The LOCKSS software can disseminate harvest content in four ways:
- By acting as an HTTP proxy, in which case the reader whose browser is proxied via their institution's LOCKSS box will access the content at the publisher's URL but, if the publisher does not supply the content, it will be supplied by the LOCKSS box.
- By acting as an HTTP server, in which case the reader will access the content at a URL pointing to the LOCKSS box but including the publisher's URL
- By resolving OpenURL queries, using either the LOCKSS daemon's internal resolver, or an institutional resolver such as SFX. LOCKSS boxes can output KBART reports detailing their holdings, which can be input to an institutional resolver. The LOCKSS box will then appear as a alternate source for the resolved content. Access will be at a URL pointing to the LOCKSS box.
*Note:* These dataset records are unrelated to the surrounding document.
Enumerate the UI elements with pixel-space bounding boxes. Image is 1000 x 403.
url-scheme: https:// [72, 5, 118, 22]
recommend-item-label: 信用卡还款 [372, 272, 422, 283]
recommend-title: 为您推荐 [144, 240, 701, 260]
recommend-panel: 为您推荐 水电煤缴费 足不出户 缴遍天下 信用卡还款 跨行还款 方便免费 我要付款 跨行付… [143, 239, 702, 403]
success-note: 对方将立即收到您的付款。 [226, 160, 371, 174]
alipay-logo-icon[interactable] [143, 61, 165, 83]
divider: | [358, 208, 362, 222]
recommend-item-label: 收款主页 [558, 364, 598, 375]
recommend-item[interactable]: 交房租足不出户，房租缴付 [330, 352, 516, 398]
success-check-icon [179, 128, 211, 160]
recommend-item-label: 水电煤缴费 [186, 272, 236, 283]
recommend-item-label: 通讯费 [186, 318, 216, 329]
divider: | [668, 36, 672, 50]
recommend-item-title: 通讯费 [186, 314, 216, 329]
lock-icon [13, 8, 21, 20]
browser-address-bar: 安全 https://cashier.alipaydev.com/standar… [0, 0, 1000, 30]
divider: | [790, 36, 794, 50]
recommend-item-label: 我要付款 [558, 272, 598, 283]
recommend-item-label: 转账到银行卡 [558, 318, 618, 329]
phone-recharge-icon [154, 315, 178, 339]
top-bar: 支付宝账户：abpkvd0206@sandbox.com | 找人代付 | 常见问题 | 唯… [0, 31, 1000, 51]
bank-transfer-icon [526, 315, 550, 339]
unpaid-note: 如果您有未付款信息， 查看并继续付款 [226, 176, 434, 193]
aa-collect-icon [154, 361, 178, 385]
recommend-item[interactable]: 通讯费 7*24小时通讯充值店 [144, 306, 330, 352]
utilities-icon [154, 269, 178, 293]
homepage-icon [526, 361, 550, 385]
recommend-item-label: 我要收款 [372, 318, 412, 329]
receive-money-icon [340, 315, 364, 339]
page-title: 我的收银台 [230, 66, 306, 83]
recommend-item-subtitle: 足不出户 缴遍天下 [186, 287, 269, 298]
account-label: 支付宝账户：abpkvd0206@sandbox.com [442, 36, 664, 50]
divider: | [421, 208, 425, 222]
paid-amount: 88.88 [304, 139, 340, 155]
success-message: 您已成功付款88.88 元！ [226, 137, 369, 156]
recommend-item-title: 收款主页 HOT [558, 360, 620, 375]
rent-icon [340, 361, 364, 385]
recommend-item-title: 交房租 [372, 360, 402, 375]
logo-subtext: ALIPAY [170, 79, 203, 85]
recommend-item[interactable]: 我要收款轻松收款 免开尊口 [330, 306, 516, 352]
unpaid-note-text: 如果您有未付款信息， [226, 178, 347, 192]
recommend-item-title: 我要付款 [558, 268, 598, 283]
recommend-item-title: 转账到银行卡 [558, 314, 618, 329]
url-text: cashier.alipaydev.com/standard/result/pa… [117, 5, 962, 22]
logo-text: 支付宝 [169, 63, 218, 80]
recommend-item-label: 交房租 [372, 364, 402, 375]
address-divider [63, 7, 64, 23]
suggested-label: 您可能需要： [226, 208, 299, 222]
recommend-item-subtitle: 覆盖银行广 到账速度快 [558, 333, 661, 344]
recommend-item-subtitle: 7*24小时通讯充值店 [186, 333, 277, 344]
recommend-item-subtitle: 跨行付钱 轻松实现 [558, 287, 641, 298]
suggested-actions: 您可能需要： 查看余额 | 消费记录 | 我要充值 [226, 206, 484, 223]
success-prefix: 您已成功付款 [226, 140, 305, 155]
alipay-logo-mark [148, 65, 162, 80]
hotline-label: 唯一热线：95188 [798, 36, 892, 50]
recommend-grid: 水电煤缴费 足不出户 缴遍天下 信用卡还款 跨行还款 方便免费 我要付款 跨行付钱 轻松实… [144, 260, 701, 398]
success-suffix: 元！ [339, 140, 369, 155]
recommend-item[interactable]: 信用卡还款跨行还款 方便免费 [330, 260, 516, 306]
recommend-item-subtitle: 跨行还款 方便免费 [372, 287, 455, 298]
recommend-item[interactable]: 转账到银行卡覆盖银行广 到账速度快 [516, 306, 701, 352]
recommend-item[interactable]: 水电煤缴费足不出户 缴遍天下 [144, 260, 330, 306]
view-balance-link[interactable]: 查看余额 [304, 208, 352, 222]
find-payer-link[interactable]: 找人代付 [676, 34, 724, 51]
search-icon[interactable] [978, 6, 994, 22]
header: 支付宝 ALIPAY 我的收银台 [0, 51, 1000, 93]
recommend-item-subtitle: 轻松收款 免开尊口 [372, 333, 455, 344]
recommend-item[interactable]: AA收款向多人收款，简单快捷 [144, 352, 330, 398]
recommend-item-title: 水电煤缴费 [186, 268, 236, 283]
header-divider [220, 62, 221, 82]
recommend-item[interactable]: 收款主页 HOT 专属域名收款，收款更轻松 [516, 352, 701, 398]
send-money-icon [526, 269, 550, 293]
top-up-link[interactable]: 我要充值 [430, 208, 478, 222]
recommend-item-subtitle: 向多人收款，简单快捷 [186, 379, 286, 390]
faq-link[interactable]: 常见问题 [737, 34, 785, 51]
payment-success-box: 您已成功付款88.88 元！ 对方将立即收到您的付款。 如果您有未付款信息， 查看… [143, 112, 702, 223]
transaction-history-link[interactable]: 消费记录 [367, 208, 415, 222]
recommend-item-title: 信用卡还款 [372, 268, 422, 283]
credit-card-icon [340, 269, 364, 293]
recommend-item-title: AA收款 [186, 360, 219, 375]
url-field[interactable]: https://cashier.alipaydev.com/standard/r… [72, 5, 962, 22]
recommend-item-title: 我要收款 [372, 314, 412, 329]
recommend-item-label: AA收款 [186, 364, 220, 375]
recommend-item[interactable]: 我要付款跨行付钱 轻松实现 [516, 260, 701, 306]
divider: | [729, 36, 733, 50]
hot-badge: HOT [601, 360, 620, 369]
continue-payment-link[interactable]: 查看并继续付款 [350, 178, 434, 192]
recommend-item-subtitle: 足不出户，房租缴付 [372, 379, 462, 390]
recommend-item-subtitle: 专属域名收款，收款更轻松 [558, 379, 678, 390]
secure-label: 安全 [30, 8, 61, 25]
- By resolving DOI queries, using the LOCKSS daemon's internal resolver. Access will be at a URL pointing to the LOCKSS box.
Methods 1 & 2 rely on knowing the original publisher's URL for the content. For file transfer content, this is generally not available, so the method 3 or 4 must be used. The format in which a publisher supplies file transfer content varies, but it generally includes metadata sufficient to resolve OpenURL or DOI queries, and a PDF that can be returned as a result.